Weltwirtschaft

Oxfam: Vermögen der Milliardäre wächst immer schneller

20. Januar 2025, 17:31 Uhr · Quelle: dpa
Schon bald könnte die Welt ihren ersten Dollar-Billionär haben. Der wachsende Superreichtum gefährde demokratische Prinzipien, warnt Oxfam. Rufe nach einer Vermögenssteuer werden wieder laut.

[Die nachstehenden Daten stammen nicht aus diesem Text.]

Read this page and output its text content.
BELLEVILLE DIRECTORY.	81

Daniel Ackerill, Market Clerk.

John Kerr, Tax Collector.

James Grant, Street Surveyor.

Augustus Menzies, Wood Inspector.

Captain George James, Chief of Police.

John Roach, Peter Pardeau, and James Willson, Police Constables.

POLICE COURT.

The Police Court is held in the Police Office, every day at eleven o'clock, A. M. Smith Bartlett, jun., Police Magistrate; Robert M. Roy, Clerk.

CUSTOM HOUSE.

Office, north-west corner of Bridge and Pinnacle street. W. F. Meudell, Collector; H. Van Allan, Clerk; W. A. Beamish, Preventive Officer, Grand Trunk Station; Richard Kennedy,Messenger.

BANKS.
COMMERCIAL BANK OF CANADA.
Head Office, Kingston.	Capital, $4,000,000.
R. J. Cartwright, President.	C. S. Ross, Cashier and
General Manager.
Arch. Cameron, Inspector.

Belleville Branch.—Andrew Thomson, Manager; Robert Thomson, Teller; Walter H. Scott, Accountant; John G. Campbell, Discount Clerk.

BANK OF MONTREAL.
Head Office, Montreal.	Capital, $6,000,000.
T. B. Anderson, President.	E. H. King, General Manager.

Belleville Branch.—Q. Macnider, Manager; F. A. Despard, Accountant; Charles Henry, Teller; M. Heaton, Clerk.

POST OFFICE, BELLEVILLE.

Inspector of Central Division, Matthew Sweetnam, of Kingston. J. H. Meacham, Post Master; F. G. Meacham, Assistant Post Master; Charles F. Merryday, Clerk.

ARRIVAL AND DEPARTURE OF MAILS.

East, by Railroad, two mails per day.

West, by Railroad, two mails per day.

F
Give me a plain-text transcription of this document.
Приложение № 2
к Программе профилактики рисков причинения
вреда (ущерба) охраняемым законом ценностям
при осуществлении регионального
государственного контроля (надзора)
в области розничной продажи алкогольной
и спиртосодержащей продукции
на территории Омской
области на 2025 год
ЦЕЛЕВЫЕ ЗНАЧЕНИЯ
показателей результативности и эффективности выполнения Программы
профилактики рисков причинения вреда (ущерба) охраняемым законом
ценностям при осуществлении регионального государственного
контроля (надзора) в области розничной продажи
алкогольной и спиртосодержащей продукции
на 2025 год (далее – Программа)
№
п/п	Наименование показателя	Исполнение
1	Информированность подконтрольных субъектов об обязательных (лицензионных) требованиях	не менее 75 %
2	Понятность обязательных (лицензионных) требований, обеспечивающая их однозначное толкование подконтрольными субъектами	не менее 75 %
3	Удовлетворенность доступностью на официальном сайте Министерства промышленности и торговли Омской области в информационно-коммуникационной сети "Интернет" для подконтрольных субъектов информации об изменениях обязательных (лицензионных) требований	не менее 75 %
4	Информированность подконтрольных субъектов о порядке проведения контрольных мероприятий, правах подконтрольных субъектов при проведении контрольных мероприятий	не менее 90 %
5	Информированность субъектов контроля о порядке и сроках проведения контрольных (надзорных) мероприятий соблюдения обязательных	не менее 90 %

Davos (dpa) - Die Privatjets sind in Davos gelandet. Während in den luxuriösen Hallen des Weltwirtschaftsforums die Reichen und Mächtigen zusammenkommen, klafft die Schere zwischen Arm und Reich immer weiter auseinander. Laut einer aktuellen Studie der Entwicklungsorganisation Oxfam gibt es weltweit inzwischen 2.769 Milliardärinnen und Milliardäre ‒ allein im vergangenen Jahr kamen 204 hinzu. Gleichzeitig stagniere die Zahl der Menschen, die unter der erweiterten Armutsgrenze der Weltbank leben und die Zahl Hungernder steige. 

100 Millionen Dollar reicher ‒ pro Tag

Das Vermögen der Superreichen wächst immer schneller, wie aus dem Oxfam-Bericht hervorgeht, den die Organisation zu Beginn des Weltwirtschaftsforums in Davos veröffentlichte. Das Vermögen eines Milliardärs vergrößerte sich im vergangenen Jahr demnach im Schnitt um zwei Millionen US-Dollar pro Tag. Die reichsten zehn Milliardäre wurden sogar um durchschnittlich 100 Millionen Dollar pro Tag reicher. Selbst wenn sie über Nacht 99 Prozent ihres Vermögens verlieren würden, blieben sie Milliardäre, erklärte Oxfam. 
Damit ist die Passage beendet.